A Mentors Story
In the summer of 2017 an old school friend took his life, I had previously volunteered supporting women struggling with mental health challenges and I was determined to go back into supporting others and was signposted to this life changing project.
I have been mentoring for over two years now and I believe that, unless you have experienced mental health challenges yourself, it’s hard for others to understand. I have not read from text books, I am real life proof that you can get well and lead a better life and give others hope for the future. My mental health challenges have consisted of PTSD, psychosis, misuse of alcohol, bulimia, and attempted suicide.
My mental health has now stabilised and I have not had any intervention from any professionals for a long time. I no longer take medication and have been abstinent from alcohol, which I used as a coping mechanism, for over 14 months. I am also more confident and believe in myself and also share my healthy coping strategies with my mentees.
I have adjusted my life to making it well balanced and learnt not to overload myself, this being in my family life, volunteer role and having “me time” for my wellbeing. I have felt very well supported within the project when new challenges arise and have learnt “not to hold the monkey” (other people’s responsibilities or issues) and now use a totally different approach within my own mind set.
At the beginning of this year I was offered the volunteer position supporting the Mentoring Co-ordinator and I now phone new referrals to offer them calls until they can be matched and to arrange these matches, I have facilitated match meetings and I have had a small amount of check-in’s from mentors after meetings.
I am currently supporting 3 mentees, I have set up a women mentees well-being group with another mentor which has been running for over a year and I have been involved with the ward, working alongside patients and engaging them in activities, promoting the project. Making a difference to the mentees who I support is an invaluable skill and also very rewarding to myself which makes me grow as a person as well.

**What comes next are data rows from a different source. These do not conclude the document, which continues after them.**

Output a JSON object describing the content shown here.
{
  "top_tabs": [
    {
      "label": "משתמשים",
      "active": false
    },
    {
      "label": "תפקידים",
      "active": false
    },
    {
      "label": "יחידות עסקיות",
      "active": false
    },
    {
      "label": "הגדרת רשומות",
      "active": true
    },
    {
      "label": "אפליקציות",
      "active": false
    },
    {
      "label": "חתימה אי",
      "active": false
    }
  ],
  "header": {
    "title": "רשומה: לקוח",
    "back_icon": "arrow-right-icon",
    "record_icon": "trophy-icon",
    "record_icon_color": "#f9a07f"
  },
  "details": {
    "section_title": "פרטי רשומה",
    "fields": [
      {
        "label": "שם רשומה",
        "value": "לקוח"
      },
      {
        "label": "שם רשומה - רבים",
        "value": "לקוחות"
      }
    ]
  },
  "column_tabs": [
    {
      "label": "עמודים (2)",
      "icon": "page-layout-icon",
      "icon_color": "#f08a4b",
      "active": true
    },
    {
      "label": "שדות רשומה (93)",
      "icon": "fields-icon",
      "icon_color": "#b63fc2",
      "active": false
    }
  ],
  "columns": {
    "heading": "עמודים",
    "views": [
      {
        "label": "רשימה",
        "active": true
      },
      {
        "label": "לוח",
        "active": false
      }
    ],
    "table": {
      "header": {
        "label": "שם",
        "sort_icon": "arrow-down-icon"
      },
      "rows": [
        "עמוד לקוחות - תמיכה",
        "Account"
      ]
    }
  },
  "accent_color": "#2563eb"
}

Being involved with the mentoring has also enabled me to become more assertive within my role, with my own opinions and ideals now being heard, something my family and friends have noticed and commented on. I am now helping to steer this project to highlight how valuable it is, also promoting how becoming a Peer Mentor can support those with lived experiences of mental health challenges in their recovery, encouraging people to join our growing team.
This project has changed my life and enabled me to grow to the confident and happy person that I am today.